There is no society in the world without some element of anti-Americanism. This is the price the United States must pay for being the single military superpower in the world that takes the lead on many issues, including the proliferation of weapons of mass destruction and the international trade system.
Such formidable power is bound to be accompanied by critics. The problem is whether there is a political leader in Korea who can appeal to reason ― someone who can persuade the public to regain its composure when it gets excited and makes demands that may not be in our best interests over time.
The Korea-U.S. alliance is not the only alliance in trouble these days. France and Germany, two traditional allies of the United States, are criticizing U.S. policies on Iraq. Several reasons could be inferred to explain the anti-American trend in Europe, but the fundamental reason lies in the fact that the Cold War is over.
An alliance is based on the recognition of a common threat. During the Cold War era, European countries and the United States needed each other to cope with the threat of the eastern bloc, the Soviet Union and the Warsaw Pact members. Resentment of Americans surely must have welled up in the hearts of Europeans when the United States stalled their ambitions to seize the Suez Canal in 1956. But the Europeans refrained from anti-American gestures at the time because they needed the United States.
The Korea-U.S. alliance is also a product of the Cold War. The common awareness of North Korea’s military threat was what held the two countries together, so the end of the Cold War posed a very difficult question for the Korea-U.S. alliance: How are we to perceive North Korea’s existence?
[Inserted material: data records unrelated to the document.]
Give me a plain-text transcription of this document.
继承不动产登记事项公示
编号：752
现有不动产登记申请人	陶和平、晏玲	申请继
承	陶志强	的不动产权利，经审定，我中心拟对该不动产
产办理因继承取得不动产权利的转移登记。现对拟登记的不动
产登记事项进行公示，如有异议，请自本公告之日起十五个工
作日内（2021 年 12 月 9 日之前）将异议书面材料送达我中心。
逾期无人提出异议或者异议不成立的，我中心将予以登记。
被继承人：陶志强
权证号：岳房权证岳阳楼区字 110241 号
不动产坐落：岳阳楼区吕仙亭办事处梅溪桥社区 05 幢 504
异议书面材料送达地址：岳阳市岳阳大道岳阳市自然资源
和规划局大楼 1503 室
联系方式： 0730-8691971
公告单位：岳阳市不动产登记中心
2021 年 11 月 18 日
If the United States sees North Korea as a military threat and South Korea sees it solely as an object of cooperation and reconciliation, the Korea-U.S. alliance is bound to run into rough waters.
It would be a serious folly to think that the Cold War is over in the Korean Peninsula; the Korean Peninsula is not Eastern Europe.
Here we must ponder on a most basic problem. What is North Korea to us? Ignoring the complexity of the existence of North Korea and simplifying it to fit a simple manner of thinking could bring unexpected serious consequences for us and for our links to the United States.
The Korea-U.S. alliance essentially depends on our perception of North Korea.
Let’s not give way to the temptation to think that the Cold War is over in our part of the world and that the reconciliation of the North and South is a simple affair.

* The writer, a former ambassador to the United States, is president of the Institute of Social Sciences.